Prominent Europeans stress Christian roots of EU
Twenty-two prominent Europeans, including former presidents, prime ministers and Nobel Prize winners, urged the European Union yesterday not to ignore the continent's Christian roots in drawing up its new constitution. The group, including former...
Twenty-two prominent Europeans, including former presidents, prime ministers and Nobel Prize winners, urged the European Union yesterday not to ignore the continent's Christian roots in drawing up its new constitution.
The group, including former presidents Richard Weizsaecker of Germany, Portugal's Mario Soares and Arpad Goncz of Hungary, said Christianity had made a major contribution to Europe's ideals of human rights and tolerance among different countries.
In a veiled slap at France, the group - made up of Christians and Jews from across the political spectrum - criticised "a narrowly secularist vision of European societies" and the "insistence on an exclusive model."
France has staunchly opposed any reference to religion in the EU constitution treaty due to be decided in December. Spain, Poland, Portugal, Ireland, Malta, Slovakia, Lithuania and the Czech Republic support one and Pope John Paul has waged a campaign to have Christianity mentioned in the document.
"The question of religion is central because Christianity is at the root of the fundamental notion of the person in Europe," the signatories wrote in a statement published in the Paris daily Le Monde.
They did not explicitly demand a reference to religion but argued that Christianity was at the core of Europe's common identity.
"Faith has profoundly shaped the European conscience.
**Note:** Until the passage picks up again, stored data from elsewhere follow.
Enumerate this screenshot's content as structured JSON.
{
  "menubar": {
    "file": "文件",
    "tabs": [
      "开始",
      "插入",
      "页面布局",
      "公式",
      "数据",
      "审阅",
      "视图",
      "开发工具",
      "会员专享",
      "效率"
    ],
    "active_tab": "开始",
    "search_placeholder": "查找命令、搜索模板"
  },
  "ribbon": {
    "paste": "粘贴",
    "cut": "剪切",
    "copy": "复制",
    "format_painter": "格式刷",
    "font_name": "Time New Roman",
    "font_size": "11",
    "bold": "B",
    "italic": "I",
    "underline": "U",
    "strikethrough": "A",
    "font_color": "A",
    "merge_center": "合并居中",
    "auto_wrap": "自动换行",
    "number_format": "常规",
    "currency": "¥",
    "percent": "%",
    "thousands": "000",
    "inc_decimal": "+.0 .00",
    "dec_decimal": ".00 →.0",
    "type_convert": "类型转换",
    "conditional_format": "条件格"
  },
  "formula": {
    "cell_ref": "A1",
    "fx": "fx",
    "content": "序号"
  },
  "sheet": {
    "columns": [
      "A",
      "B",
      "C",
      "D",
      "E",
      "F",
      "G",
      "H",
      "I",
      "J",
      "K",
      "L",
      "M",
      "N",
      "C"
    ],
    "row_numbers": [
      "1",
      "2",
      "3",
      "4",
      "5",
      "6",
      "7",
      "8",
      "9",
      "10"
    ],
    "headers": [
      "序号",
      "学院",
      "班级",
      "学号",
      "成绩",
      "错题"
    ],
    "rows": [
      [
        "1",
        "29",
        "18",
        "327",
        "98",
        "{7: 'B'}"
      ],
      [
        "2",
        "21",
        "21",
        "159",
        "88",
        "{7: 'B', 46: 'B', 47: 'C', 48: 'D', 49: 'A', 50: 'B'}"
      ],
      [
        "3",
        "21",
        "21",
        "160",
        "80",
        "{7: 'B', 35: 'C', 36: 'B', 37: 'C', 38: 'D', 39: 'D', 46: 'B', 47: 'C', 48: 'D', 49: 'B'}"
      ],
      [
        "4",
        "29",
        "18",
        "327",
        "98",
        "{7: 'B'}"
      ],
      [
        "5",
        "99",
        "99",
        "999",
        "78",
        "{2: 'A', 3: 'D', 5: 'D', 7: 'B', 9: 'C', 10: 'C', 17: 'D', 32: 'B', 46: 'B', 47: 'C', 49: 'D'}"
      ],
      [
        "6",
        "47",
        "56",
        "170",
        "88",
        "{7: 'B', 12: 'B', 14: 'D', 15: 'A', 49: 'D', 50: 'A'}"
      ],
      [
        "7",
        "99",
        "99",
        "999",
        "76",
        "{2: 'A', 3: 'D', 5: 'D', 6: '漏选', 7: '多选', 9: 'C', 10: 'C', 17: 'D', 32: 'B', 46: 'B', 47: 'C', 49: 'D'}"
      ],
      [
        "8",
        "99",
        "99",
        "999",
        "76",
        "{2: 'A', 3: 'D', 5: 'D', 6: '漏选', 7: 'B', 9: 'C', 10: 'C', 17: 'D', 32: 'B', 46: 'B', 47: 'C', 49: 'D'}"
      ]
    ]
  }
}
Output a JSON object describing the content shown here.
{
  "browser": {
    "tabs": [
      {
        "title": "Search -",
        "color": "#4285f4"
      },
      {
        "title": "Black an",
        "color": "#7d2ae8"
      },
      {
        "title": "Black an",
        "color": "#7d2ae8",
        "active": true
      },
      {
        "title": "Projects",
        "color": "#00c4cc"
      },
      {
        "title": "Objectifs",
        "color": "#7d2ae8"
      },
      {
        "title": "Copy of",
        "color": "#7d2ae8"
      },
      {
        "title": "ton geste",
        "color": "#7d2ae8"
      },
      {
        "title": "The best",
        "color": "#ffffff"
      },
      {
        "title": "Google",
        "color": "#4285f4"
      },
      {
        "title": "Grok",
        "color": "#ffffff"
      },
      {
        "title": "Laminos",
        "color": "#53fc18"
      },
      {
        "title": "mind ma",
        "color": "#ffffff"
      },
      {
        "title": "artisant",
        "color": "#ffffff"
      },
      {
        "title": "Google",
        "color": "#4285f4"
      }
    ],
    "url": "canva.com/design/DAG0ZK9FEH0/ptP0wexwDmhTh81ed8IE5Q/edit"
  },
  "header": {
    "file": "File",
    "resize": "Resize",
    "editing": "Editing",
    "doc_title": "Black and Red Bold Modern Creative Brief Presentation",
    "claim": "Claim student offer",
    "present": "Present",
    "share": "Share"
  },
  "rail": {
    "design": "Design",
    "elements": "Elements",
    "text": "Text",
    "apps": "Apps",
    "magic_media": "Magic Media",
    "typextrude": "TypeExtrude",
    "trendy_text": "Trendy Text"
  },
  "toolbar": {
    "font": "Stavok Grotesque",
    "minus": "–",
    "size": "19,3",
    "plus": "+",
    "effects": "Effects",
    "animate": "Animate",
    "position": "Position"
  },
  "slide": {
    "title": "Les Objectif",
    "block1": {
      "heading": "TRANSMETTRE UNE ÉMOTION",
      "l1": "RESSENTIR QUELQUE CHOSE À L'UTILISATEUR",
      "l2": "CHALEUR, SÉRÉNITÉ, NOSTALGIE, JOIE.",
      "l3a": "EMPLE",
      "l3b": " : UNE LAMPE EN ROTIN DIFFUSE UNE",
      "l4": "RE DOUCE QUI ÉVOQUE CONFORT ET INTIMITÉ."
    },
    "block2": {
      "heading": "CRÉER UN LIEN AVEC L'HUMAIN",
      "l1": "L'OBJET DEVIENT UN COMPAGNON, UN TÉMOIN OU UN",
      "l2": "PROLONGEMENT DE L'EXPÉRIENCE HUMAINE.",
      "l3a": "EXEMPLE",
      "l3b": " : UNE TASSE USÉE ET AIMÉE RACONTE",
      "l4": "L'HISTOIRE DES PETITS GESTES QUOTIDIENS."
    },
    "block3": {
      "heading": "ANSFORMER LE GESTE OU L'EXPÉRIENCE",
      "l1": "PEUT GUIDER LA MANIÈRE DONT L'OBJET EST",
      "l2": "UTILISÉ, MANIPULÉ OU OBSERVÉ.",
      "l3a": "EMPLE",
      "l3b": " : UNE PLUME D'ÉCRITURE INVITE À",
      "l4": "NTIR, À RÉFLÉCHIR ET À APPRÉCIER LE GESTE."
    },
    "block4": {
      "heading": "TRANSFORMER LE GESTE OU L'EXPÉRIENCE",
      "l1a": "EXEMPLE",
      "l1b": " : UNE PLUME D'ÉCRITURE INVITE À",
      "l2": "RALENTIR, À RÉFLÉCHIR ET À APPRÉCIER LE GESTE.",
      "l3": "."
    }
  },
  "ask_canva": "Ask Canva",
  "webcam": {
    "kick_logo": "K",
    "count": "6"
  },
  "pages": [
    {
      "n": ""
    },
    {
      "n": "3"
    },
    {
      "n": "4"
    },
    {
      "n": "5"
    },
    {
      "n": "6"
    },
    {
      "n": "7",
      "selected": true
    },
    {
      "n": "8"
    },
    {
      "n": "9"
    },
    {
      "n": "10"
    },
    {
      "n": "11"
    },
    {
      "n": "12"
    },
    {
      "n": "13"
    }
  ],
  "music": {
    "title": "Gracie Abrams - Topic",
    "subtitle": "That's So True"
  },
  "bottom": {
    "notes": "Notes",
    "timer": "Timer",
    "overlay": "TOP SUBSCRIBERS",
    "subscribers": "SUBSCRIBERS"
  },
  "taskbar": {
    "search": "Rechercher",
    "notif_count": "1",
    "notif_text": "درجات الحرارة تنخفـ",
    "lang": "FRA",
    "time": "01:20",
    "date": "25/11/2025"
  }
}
It has also participated in confrontations," they wrote, alluding to the religious wars between Catholics and Protestants in the 16th and 17th centuries.
One of Europe's defining traits, they argued, was "the flexible separation between the political and the religious" that had emerged from that religious struggle.
"This separation has created a permanent dialogue which is now part of our common heritage," they wrote. Europe therefore had a double heritage of humanist and Christian values which they described as "inseparable."
Apart from the three ex-presidents, the signatories included former prime ministers Raymond Barre of France, Emilio Colombo of Italy, Greece's Constatine Mitsotakis and Austria's former Chancellor Franz Vranitzsky.
The Nobel Prize winners were Hungarian novelist Imre Kertesz and Italian physicist Carlo Rubbio.